Hermitage Staff Honour One Of Their Own

Staff at The Hermitage and Alpine Guides will share a minute’s silence on 29 December to remember the 100th anniversary of the death of George Napier, the first recorded person to die in Aoraki Mount Cook National Park.

Mr Napier, employed by The Hermitage to assist the mountain guides, died under mysterious circumstances and his body was never recovered.

Last seen by the guided party he had taken to Ball Hut, George was to return to The Hermitage with the horses which were needed the next day by another group. However, somewhere between Ball Hut and the hotel he disappeared.

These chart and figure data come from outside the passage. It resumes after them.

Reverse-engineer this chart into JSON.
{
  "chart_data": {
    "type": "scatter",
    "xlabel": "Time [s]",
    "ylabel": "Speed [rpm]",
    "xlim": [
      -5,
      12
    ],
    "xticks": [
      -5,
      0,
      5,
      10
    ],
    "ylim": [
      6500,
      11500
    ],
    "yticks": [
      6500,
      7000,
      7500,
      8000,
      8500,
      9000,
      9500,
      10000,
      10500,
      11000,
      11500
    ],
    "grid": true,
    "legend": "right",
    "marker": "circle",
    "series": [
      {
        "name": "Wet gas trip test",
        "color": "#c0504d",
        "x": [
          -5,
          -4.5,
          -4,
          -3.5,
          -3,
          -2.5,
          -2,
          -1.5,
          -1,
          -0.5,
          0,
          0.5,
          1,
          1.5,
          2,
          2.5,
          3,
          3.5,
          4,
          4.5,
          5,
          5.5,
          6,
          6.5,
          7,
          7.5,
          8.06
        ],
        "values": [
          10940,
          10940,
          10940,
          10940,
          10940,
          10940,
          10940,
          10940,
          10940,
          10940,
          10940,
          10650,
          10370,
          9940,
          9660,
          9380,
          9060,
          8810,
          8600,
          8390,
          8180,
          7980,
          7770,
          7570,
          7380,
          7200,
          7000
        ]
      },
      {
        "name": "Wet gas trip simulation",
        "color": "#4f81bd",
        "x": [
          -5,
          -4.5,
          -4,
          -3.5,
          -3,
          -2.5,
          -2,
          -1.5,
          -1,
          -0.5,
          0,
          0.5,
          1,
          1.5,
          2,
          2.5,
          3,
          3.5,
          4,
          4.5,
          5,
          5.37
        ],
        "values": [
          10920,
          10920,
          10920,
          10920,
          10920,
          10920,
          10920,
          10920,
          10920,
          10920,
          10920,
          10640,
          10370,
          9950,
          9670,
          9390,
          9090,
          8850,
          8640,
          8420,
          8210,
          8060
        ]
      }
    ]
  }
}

The horses were discovered outside the boundary fence with their harnesses still intact but George was nowhere to be found.

An extensive search turned up an old hat on a shingle spit in the Hooker River. The hat may have belonged to George so it was assumed that he lost his footing whilst crossing the river and drowned.

The account of his death is officially on record at the Aoraki Mount Cook Department of Conservation Centre but is also referred to in local station owner Gilbert Seymour's* father's diary.

The entry, dated 30 December 1907, reads “…Heard word today of one of guides at The Hermitage being drowned in crossing the Hooker river'.

*Gilbert and Marion Seymour live on "Ferintosh" Station.